Wenders: Alice in the Cities

Showings

The Main 3 Sat, Jan 16, 2016 1:30 PM
The Main 3 Mon, Jan 18, 2016 5:00 PM
The Main 3 Wed, Jan 20, 2016 7:30 PM
Ticket Prices
General Public:$8.50
Members:$5.00
Student:$6.00
Film Info
English Title:Wim Wenders Retrospective: Alice in the Cities
Program:Retrospectives
Wim Wenders Retrospective
Tags:Road Movie
Release Year:1974
Runtime:112 min
Festivals & Awards:1974 German Critics Prize Winner
Country/Region:West Germany
Language:German
Cast/Crew
Director:Wim Wenders
Producer:Joachim von Mengershausen
Cinematographer:Robby Müller
Editor:Peter Przygodda
Principal Cast:Rüdiger Vogler
Yella Rottländer
Screenwriter:Wim Wenders
Veith von Fürstenberg

Description

German journalist Winter wants to write a story about America but is unable to accomplish anything but a series of Polaroids before disappointedly beginning his journey back home. At the same time, he reluctantly agrees to take little Alice (Yella Rottländer) with him, because her mother (Lisa Kreuzer)—whom he meets in New York on the day before his departure—has urgent business to take care of there. In Amsterdam, the mother then fails to appear as they agreed, so Winter and Alice set out to try to find Alice’s grandmother in the Ruhr region. During their search together, their initial mutual dislike gradually transforms into a heartfelt affection.

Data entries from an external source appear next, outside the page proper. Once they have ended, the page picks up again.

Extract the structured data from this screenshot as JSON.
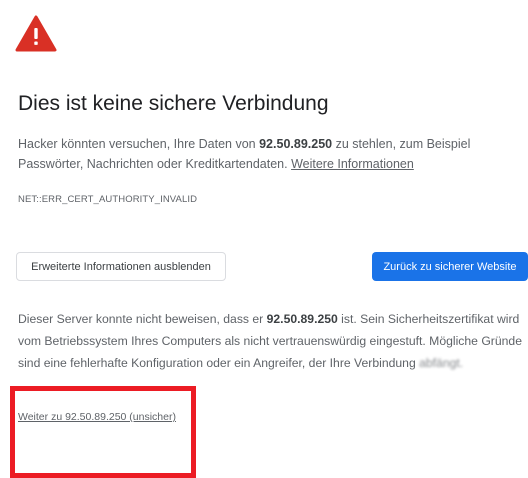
{
  "page": {
    "warning_icon": "warning-triangle-icon",
    "title": "Dies ist keine sichere Verbindung",
    "intro": {
      "before_host": "Hacker könnten versuchen, Ihre Daten von ",
      "host": "92.50.89.250",
      "after_host": " zu stehlen, zum Beispiel Passwörter, Nachrichten oder Kreditkartendaten. ",
      "link": "Weitere Informationen"
    },
    "error_code": "NET::ERR_CERT_AUTHORITY_INVALID",
    "buttons": {
      "hide_advanced": "Erweiterte Informationen ausblenden",
      "back_to_safety": "Zurück zu sicherer Website"
    },
    "details": {
      "before_host": "Dieser Server konnte nicht beweisen, dass er ",
      "host": "92.50.89.250",
      "after_host": " ist. Sein Sicherheitszertifikat wird vom Betriebssystem Ihres Computers als nicht vertrauenswürdig eingestuft. Mögliche Gründe sind eine fehlerhafte Konfiguration oder ein Angreifer, der Ihre Verbindung ",
      "trailing_blurred": "abfängt."
    },
    "proceed_link": "Weiter zu 92.50.89.250 (unsicher)"
  },
  "colors": {
    "warning_red": "#d93025",
    "primary_blue": "#1a73e8",
    "annotation_red": "#ec1c24"
  }
}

Technically, Alice in the Cities is Wenders’s fourth film, but he often refers to it as his first, because it was during this film that he discovered the genre of the road movie. (It would later become the first part of his road movie trilogy, along with Wrong Move and Kings of the Road.) It was also his first film to be shot partly in the U.S. and the first to feature his alter ego, Philip Winter (Rüdiger Vogler). Alice is often compared with Charlie Chaplin’s The Kid. In 1974, it won the German Critics Prize.

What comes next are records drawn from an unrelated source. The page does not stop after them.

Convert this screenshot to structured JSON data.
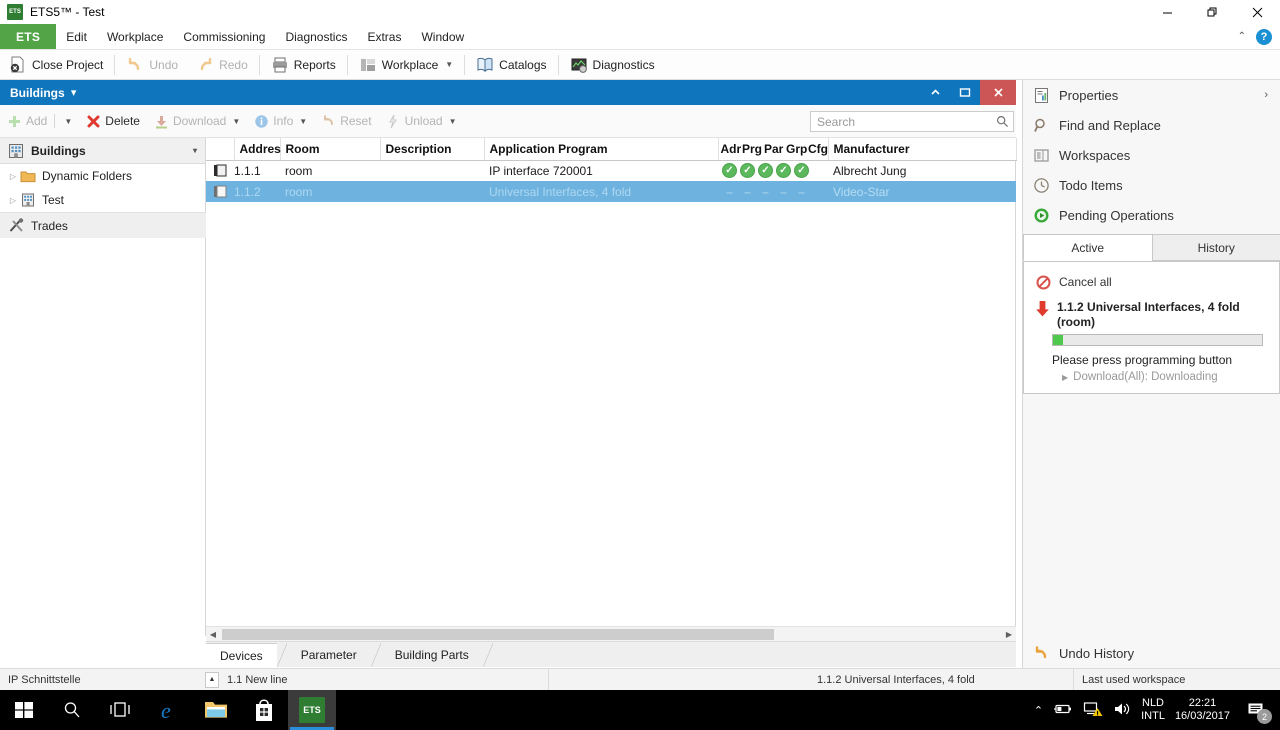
{
  "window": {
    "title": "ETS5™ - Test",
    "app_icon": "ets-logo-icon",
    "minimize": "—",
    "restore": "❐",
    "close": "✕"
  },
  "menubar": {
    "brand": "ETS",
    "items": [
      "Edit",
      "Workplace",
      "Commissioning",
      "Diagnostics",
      "Extras",
      "Window"
    ],
    "collapse_icon": "chevron-up-icon",
    "help_icon": "help-icon",
    "help_label": "?"
  },
  "toolbar": {
    "items": [
      {
        "label": "Close Project",
        "icon": "close-project-icon",
        "disabled": false,
        "caret": false
      },
      {
        "label": "Undo",
        "icon": "undo-icon",
        "disabled": true,
        "caret": false
      },
      {
        "label": "Redo",
        "icon": "redo-icon",
        "disabled": true,
        "caret": false
      },
      {
        "label": "Reports",
        "icon": "printer-icon",
        "disabled": false,
        "caret": false
      },
      {
        "label": "Workplace",
        "icon": "workplace-icon",
        "disabled": false,
        "caret": true
      },
      {
        "label": "Catalogs",
        "icon": "catalogs-icon",
        "disabled": false,
        "caret": false
      },
      {
        "label": "Diagnostics",
        "icon": "diagnostics-icon",
        "disabled": false,
        "caret": false
      }
    ]
  },
  "panel": {
    "title": "Buildings",
    "title_caret": "▾",
    "collapse": "⌃",
    "restore": "▭",
    "close": "✕",
    "toolbar": [
      {
        "label": "Add",
        "icon": "plus-icon",
        "disabled": true,
        "caret": true,
        "sep_after": false
      },
      {
        "label": "Delete",
        "icon": "delete-x-icon",
        "disabled": false,
        "caret": false
      },
      {
        "label": "Download",
        "icon": "download-icon",
        "disabled": true,
        "caret": true
      },
      {
        "label": "Info",
        "icon": "info-icon",
        "disabled": true,
        "caret": true
      },
      {
        "label": "Reset",
        "icon": "reset-icon",
        "disabled": true,
        "caret": false
      },
      {
        "label": "Unload",
        "icon": "unload-icon",
        "disabled": true,
        "caret": true
      }
    ]
  },
  "search": {
    "placeholder": "Search",
    "value": "",
    "icon": "search-icon"
  },
  "tree": {
    "header": {
      "label": "Buildings",
      "icon": "building-icon",
      "caret": "▾"
    },
    "items": [
      {
        "label": "Dynamic Folders",
        "icon": "folder-icon",
        "expander": "▷"
      },
      {
        "label": "Test",
        "icon": "building-small-icon",
        "expander": "▷"
      }
    ],
    "footer": {
      "label": "Trades",
      "icon": "tools-icon"
    }
  },
  "table": {
    "columns": [
      "Addres",
      "Room",
      "Description",
      "Application Program",
      "Adr",
      "Prg",
      "Par",
      "Grp",
      "Cfg",
      "Manufacturer"
    ],
    "status_columns": [
      "Adr",
      "Prg",
      "Par",
      "Grp",
      "Cfg"
    ],
    "rows": [
      {
        "address": "1.1.1",
        "room": "room",
        "description": "",
        "application_program": "IP interface 720001",
        "status": [
          "ok",
          "ok",
          "ok",
          "ok",
          "ok"
        ],
        "manufacturer": "Albrecht Jung",
        "selected": false
      },
      {
        "address": "1.1.2",
        "room": "room",
        "description": "",
        "application_program": "Universal Interfaces, 4 fold",
        "status": [
          "none",
          "none",
          "none",
          "none",
          "none"
        ],
        "manufacturer": "Video-Star",
        "selected": true
      }
    ],
    "status_ok_glyph": "✔",
    "status_none_glyph": "–"
  },
  "bottom_tabs": [
    {
      "label": "Devices",
      "active": true
    },
    {
      "label": "Parameter",
      "active": false
    },
    {
      "label": "Building Parts",
      "active": false
    }
  ],
  "sidebar": {
    "items": [
      {
        "label": "Properties",
        "icon": "properties-icon",
        "arrow": "›"
      },
      {
        "label": "Find and Replace",
        "icon": "magnifier-icon",
        "arrow": ""
      },
      {
        "label": "Workspaces",
        "icon": "workspaces-icon",
        "arrow": ""
      },
      {
        "label": "Todo Items",
        "icon": "clock-icon",
        "arrow": ""
      },
      {
        "label": "Pending Operations",
        "icon": "play-circle-icon",
        "arrow": ""
      }
    ],
    "tabs": [
      {
        "label": "Active",
        "active": true
      },
      {
        "label": "History",
        "active": false
      }
    ],
    "cancel_all": {
      "label": "Cancel all",
      "icon": "cancel-icon"
    },
    "operation": {
      "icon": "red-down-arrow-icon",
      "title": "1.1.2 Universal Interfaces, 4 fold (room)",
      "progress_percent": 5,
      "status": "Please press programming button",
      "sub_task": "Download(All): Downloading",
      "sub_expander": "▶"
    },
    "undo_history": {
      "label": "Undo History",
      "icon": "undo-orange-icon"
    }
  },
  "statusbar": {
    "left": "IP Schnittstelle",
    "up_glyph": "▲",
    "line": "1.1 New line",
    "device": "1.1.2 Universal Interfaces, 4 fold",
    "workspace": "Last used workspace"
  },
  "taskbar": {
    "buttons": [
      {
        "name": "start-icon",
        "label": ""
      },
      {
        "name": "search-icon",
        "label": ""
      },
      {
        "name": "task-view-icon",
        "label": ""
      }
    ],
    "apps": [
      {
        "name": "edge-icon",
        "label": "e",
        "active": false
      },
      {
        "name": "file-explorer-icon",
        "label": "",
        "active": false
      },
      {
        "name": "microsoft-store-icon",
        "label": "",
        "active": false
      },
      {
        "name": "ets-taskbar-icon",
        "label": "ETS",
        "active": true
      }
    ],
    "tray": {
      "overflow": "⌃",
      "battery_icon": "battery-icon",
      "network_icon": "network-warning-icon",
      "volume_icon": "volume-icon",
      "lang_line1": "NLD",
      "lang_line2": "INTL",
      "time": "22:21",
      "date": "16/03/2017",
      "notification_icon": "notification-icon",
      "notification_count": "2"
    }
  },
  "colors": {
    "accent_blue": "#0f75bc",
    "ets_green": "#52a447",
    "status_green": "#5cb85c",
    "selection_blue": "#6eb3e0",
    "close_red": "#c55555"
  }
}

"A tale of loss and estrangement which rings as true today as it would have more than 30 years ago." - Time Out

"Tightly controlled, intelligent and ultimately touching." - The New York Times

"With this film, Wenders crystallized his style of existential sentimentality." - The New Yorker


WIM WENDERS RETROSPECTIVE

Wim Wenders is cinema’s preeminent poet of the open road, soulfully following the journeys of people as they search for themselves. During his over-forty-year career, Wenders has directed films in his native Germany and around the globe, making dramas both intense and whimsical, mysteries, fantasies, and documentaries. With this abbreviated retrospective of seven of his films—from early works of the New German Cinema (Alice in the Cities, Kings of the Road) to one of the art-house 1980s blockbuster that made him a household name (Paris, Texas) to the inquisitive nonfiction look at world culture (Buena Vista Social Club)—audiences can rediscover Wenders’s vast cinematic world.